Narayan v. EGL, Inc., 616 F.3d 895 (2010)
Mohit Narayan and two other drivers for EGL (a global transportation, supply chain management and information services company headquartered in Texas) were California residents who provided services to EGL pursuant to independent contractor agreements that contained a Texas choice-of-law provision. Narayan and the other drivers filed a lawsuit against EGL in California alleging they were in fact employees of EGL who were deprived of overtime wages, reimbursement for business expenses, meal compensation, etc. EGL removed the case to federal court and obtained summary judgment after the district court applied Texas law and concluded plaintiffs were independent contractors and not employees. The district court also concluded the result would be the same under California law.

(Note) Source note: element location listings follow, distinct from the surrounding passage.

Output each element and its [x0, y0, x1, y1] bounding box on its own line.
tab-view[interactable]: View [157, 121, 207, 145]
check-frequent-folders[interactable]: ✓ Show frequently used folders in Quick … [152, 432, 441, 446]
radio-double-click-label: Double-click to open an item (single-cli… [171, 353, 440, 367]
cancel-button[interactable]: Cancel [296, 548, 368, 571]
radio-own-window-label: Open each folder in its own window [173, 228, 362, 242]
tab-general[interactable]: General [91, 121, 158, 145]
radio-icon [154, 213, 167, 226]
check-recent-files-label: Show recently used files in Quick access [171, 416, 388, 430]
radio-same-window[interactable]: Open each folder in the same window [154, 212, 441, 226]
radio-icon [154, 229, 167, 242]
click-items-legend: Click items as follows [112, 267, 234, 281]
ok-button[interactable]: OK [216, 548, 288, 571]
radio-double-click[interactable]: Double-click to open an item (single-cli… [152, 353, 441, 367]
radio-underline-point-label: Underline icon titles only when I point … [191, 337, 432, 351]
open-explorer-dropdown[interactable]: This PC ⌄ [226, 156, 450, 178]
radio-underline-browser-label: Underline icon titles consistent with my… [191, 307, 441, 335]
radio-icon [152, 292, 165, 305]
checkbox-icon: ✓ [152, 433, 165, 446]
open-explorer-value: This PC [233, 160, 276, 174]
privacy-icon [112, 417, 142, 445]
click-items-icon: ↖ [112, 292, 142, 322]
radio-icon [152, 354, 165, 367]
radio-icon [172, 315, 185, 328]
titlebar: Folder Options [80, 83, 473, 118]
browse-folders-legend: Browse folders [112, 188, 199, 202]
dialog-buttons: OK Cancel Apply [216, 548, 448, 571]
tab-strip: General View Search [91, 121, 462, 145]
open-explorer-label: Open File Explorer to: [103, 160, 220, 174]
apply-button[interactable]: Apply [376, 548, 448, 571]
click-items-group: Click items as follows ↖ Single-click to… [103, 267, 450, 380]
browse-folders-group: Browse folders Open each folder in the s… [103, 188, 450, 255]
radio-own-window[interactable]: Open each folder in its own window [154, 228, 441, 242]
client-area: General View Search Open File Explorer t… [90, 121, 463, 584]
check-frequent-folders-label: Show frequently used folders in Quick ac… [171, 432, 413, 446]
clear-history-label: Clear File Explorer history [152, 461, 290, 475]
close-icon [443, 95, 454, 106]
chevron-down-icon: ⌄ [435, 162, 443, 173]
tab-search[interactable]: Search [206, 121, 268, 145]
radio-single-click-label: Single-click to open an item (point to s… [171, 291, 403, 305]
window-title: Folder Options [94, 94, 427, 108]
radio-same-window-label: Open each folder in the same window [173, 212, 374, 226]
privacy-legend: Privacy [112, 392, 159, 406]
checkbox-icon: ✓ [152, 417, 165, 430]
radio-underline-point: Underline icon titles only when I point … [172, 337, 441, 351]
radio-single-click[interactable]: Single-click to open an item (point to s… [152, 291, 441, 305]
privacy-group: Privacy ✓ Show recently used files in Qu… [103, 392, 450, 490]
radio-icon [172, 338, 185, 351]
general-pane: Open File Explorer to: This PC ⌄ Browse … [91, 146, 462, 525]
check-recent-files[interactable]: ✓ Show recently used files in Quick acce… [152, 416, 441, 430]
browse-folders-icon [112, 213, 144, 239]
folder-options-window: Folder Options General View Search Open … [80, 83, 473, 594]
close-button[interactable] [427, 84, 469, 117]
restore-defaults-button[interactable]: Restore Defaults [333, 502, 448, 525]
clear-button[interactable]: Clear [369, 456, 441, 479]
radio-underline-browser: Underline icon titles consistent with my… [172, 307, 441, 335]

On appeal, the Ninth Circuit reversed, holding that the lower court had erred in failing to apply the multi-faceted California test for determining whether an employment relationship existed between the drivers and EGL. Compare Murray v. Principal Fin. Group, Inc., 2010 WL 2902512 (9th Cir. 2010) (insurance agents are independent contractors and not employees and thus may not sue for sex discrimination under Title VII); Garcia v. W&W Cmty. Dev., Inc., 186 Cal. App. 4th 1038 (2010) (foster family agency is not vicariously liable for foster parent’s conduct because the latter is an independent contractor and not an employee of the former); United States v. Graf, 610 F.3d 1148 (9th Cir. 2010) (independent consultant was a “functional employee” of company who did not hold a personal attorney-client privilege with respect to his communications with company’s attorneys).